Ils avaient 17 ans au moment du Covid, où des pancartes «anti-pass» et «anti-vax» brandissaient le slogan «Mais qui ?» et que la réponse à cette question concernait les Juifs. Non, mais «ce sont des fous, ne vous inquiétez pas les enfants». Sinon, ça avance les révisions pour le bac ? Ils avaient 18 ans en août 2023, lorsque les ricanements de l’été sur leurs arrière-grands-pères venaient des influenceurs haine. Oui, les enfants, vous êtes en âge maintenant, ils font qu’on parle…
Et, puis deux mois plus tard, ce sont les parents qui ont commencé à se poser des questions. Peut-on être juif et avoir 18 ans après le 7 octobre 2023 ? Nos enfants n’ont plus leur âge, en tout cas pas celui de l’insouciance. L’antisionisme botox de l’antisémitisme a fait vieillir leur âme. Ils ont changé leur nom sur Heetch et Uber, ils ont abandonné la fac colonisée par les «free Palestine», les mettant en apartheid, préférant soutenir la «résistance» du Hamas. Ce 1er mars 2024, ils n’ont pas encore 20 ans et apprennent qu’un monsieur, qui aurait pu être leur grand-père s’est fait agresser en pleine rue du XXe arrondissement de Paris pour shabbat. «Sale juif», voilà leur leçon de vie, depuis petits.
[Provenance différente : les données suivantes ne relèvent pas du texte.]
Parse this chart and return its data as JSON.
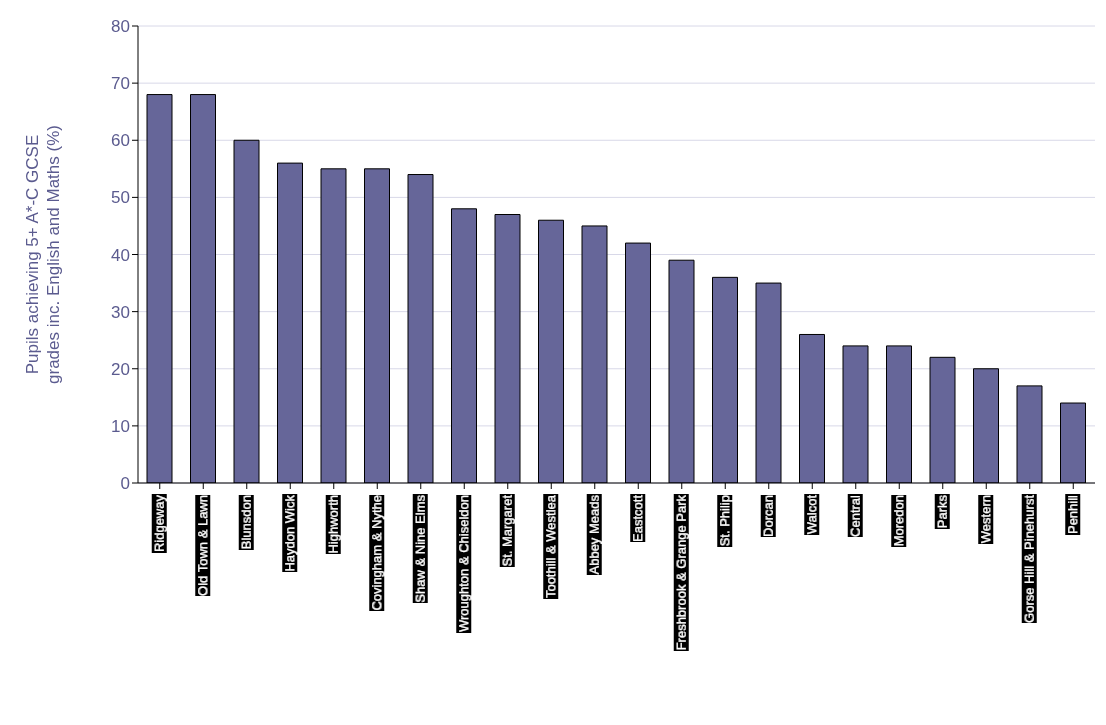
{
  "chart_data": {
    "type": "bar",
    "ylabel": "Pupils achieving 5+ A*-C GCSE grades inc. English and Maths (%)",
    "categories": [
      "Ridgeway",
      "Old Town & Lawn",
      "Blunsdon",
      "Haydon Wick",
      "Highworth",
      "Covingham & Nythe",
      "Shaw & Nine Elms",
      "Wroughton & Chiseldon",
      "St. Margaret",
      "Toothill & Westlea",
      "Abbey Meads",
      "Eastcott",
      "Freshbrook & Grange Park",
      "St. Philip",
      "Dorcan",
      "Walcot",
      "Central",
      "Moredon",
      "Parks",
      "Western",
      "Gorse Hill & Pinehurst",
      "Penhill"
    ],
    "values": [
      68,
      68,
      60,
      56,
      55,
      55,
      54,
      48,
      47,
      46,
      45,
      42,
      39,
      36,
      35,
      26,
      24,
      24,
      22,
      20,
      17,
      14
    ],
    "color": "#666699",
    "ylim": [
      0,
      80
    ],
    "yticks": [
      0,
      10,
      20,
      30,
      40,
      50,
      60,
      70,
      80
    ],
    "grid": "y"
  }
}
Parents, nous vivons avec eux et leurs regards, dans lequel nous retrouvons les silences de nos grands-parents apatrides revenus des camps. Dans d’autres séquences politiques, il paraît que l’attention aux générations futures dans le cadre de l’écologie et d’un développement durable est une priorité ? Mais pour nos enfants, depuis la naissance, le présent rime avec douleur d’un autre temps. Alors, demain, ils ne l’envisagent pas vraiment.
Pourtant, en tant que parents, nous n’avons jamais cessé de leur dire de relever la tête, de leur rappeler que la France est toujours aux côtés de ses enfants, que c’est même écrit dans la Marseillaise et que «ça ira, ça ira», alors que nous n’y croyons presque plus. On ne peut pas mentir aux enfants de cette République, les bien nommés 2005, qui au lieu d’en faire des citoyens éclairés, en a fait des citoyens de l’ombre au judaïsme clandestin.
Rachel Khan est juriste, scénariste, actrice et écrivain. Elle a publié Racée (L’Observatoire, 2021).